Grillo, grazie Utopirla. Grazie per aver fatto fallire l’ennesima speranza di
cambiare le cose per davvero. 

Eri quello del «referendum per uscire dall’euro», quello dei «niente più soldi ai
partiti», quello di «privatizziamo la Rai». Sei riuscito a non ottenere niente, con
un mare di voti. E ti prepari a vivacchiare come un Bossi, a sopravvivere a te
stesso. Lo dimostra il fatto che l’unico uomo tuo (ma poi lo è?) che sei riuscito a
piazzare in una commissione, il grillino Roberto Fico, appena arrivato alla
Vigilanza Rai, s’è messo a dire: «La Rai non si svende, si difende». Come si
cambia parere, appena si tocca col sedere una poltrona! Fico aveva un parere
diametralmente opposto; oggi, parla come un qualunque Rutelli, un qualunque
Veltroni o Rodotà, sfegatatamente a favore del «servizio pubblico». 

Ma noi ti ringraziamo e ti siamo grati per questo. Abbiamo corso il rischio di


votarti, di darti il potere, e poi di finire per questo in una tua Lubianka. Ci hai
dato di accorgerci per tempo chi sei veramente. E ci tocca dar ragione a
Gasparri: «Beppe Grillo non è un cattivo politico, è una cattiva persona». E
questo, questo far apparire Gasparri, al tuo confronto, un Talleyrand, è in fondo
la sola cosa che non riusciamo a perdonarti.

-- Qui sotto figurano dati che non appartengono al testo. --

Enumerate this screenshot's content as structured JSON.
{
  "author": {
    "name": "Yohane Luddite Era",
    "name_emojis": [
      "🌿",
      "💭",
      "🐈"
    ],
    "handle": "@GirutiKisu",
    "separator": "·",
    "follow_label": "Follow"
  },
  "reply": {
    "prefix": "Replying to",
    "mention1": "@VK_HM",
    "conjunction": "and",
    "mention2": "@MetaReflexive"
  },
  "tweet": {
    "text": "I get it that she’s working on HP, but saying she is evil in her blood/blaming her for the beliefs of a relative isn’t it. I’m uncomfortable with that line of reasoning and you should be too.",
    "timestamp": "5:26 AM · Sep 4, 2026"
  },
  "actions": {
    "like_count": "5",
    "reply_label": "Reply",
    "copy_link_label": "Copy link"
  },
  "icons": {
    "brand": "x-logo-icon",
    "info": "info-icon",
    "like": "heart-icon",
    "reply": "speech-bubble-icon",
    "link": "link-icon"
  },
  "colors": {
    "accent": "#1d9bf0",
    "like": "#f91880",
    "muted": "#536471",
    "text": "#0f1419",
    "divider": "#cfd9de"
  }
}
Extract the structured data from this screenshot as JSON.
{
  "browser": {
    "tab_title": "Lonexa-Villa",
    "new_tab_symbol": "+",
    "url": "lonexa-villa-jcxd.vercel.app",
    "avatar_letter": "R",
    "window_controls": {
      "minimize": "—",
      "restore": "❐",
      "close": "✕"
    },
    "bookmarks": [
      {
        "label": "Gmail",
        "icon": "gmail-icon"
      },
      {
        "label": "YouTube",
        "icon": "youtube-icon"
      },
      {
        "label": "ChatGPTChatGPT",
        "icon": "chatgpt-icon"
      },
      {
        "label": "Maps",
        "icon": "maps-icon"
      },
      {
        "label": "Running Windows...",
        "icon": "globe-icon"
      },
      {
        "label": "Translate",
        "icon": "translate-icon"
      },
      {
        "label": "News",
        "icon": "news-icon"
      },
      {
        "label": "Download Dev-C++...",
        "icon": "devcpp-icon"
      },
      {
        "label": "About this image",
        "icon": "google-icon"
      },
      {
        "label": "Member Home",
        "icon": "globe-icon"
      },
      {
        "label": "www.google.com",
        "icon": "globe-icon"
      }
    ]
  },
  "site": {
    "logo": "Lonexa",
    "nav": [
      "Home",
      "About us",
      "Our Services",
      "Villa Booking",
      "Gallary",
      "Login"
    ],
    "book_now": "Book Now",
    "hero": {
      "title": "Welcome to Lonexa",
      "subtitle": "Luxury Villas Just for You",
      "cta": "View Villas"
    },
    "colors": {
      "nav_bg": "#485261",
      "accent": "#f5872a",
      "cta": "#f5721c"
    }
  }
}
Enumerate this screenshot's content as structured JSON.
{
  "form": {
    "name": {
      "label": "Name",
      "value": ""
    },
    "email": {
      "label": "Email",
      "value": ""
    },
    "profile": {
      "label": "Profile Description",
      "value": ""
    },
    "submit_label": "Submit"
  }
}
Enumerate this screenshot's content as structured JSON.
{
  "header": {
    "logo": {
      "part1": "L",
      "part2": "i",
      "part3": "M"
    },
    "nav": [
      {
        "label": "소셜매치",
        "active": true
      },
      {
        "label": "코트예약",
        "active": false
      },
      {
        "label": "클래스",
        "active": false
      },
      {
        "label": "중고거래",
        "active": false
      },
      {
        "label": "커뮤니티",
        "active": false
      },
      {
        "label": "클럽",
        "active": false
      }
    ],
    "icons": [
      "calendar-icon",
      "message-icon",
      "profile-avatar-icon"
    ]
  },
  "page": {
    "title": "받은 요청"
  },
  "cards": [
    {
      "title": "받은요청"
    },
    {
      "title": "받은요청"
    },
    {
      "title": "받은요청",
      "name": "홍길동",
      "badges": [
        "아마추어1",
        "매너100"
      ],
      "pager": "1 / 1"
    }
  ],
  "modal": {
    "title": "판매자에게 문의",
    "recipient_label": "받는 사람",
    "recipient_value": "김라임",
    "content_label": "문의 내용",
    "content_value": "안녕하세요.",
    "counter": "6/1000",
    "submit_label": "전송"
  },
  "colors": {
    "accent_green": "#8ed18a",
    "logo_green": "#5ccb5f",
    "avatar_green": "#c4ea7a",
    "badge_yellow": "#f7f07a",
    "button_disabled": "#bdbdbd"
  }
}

Ma per tutto il resto, grazie. Ci hai scampato da un pericolo, mostrandoti


dittatore folle troppo precocemente. Ci fai tenerezza, e siamo preoccupati per te;
che cosa farai, dopo questo incredibile naufragio, questa bancarotta per mera e
confessata incapacità politica? Non ti vedo a rimetterti a girare l’Italia con i tuoi
spettacoli. Ormai, anche come comico, non fai più ridere. Berlusconi ti supera
anche in quello, ed è ormai insopportabile anche lui.

Dovrebbero darti un posticino alla Rai. Ti spetta, l’hai salvata.